La muerte está al alba porque todo ha comenzado por la repetición. Desde el momento en que el centro o el origen han comenzado repitiéndose, redoblándose, el doble no se añadía simplemente a lo simple. Lo dividía y lo suplía. Inmediatamente había un doble origen más su repetición. Tres es la primera cifra de la repetición. También la última, pues el abismo de la representación se mantiene siempre dominado por su ritmo, hasta el infinito. El infinito no es, indudablemente, ni uno, ni nulo, ni innombrable. Es de esencia ternaria. El dos, como el segundo Libro de las cuestiones (El libro de Yukel), como Yukel, sigue siendo la juntura indispensable e inútil del libro, el mediador sacrificado sin el que la triplicidad no existiría, sin el que el sentido no sería lo que es, es decir, diferente de sí: en juego. La juntura es la rotura. Se podría decir del segundo libro lo que se dice de Yukel en la segunda parte del Retorno al libro:
«Fue la liana y la nervadura en el libro, antes de ser echado de él.»

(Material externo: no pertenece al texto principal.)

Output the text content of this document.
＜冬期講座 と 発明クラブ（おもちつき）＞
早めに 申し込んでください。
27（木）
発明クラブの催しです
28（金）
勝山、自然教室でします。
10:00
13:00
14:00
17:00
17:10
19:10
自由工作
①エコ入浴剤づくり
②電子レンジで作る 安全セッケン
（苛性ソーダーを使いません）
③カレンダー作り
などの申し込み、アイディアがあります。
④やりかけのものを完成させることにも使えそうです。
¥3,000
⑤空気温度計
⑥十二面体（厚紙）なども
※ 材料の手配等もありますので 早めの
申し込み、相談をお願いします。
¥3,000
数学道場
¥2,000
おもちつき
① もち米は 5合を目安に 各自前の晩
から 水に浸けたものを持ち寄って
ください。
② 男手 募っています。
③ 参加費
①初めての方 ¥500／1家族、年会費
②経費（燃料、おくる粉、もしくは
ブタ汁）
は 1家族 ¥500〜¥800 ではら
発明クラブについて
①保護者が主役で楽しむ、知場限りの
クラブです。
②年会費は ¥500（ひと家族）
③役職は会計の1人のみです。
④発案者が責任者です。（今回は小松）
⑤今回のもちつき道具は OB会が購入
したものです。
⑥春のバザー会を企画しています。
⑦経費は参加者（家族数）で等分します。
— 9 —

Si nada ha precedido la repetición, si ningún presente ha vigilado la huella, si, de una cierta manera, es el «vacío lo que se ahonda y se marca con señales»,[ii] en ese caso el tiempo de la escritura no sigue la línea de los presentes modificados. El porvenir no es un presente futuro, ayer no es un presente pasado. El más allá de la clausura del libro no cabe ni alcanzarlo ni reencontrarlo. Está ahí, pero más allá, en la repetición pero sustrayéndose a ella. Está ahí como la sombra del libro, el tercero entre las dos manos que sostienen el libro, la diferancia en el ahora de la escritura, la separación entre el libro y el libro, esa otra mano...
 
Abriendo la tercera parte del tercer Libro de las cuestiones, el canto sobre la separación y el acento: se empieza de esta manera:
«"Mañana (Demain) es la sombra y la reflexibilidad de nuestras manos (de nos mains)."
Reb Dérissa.»

 
[i] Así se titula el tercer volumen del Libro de las cuestiones (1965). El segundo volumen, El libro de Yukel, apareció en 1964. Cf. supra, «Edmond Jabés y la cuestión del libro».
[ii] Jean Catesson, «Journal non intime et points cardinals» en Mesures, n.° 4, oct. 1937.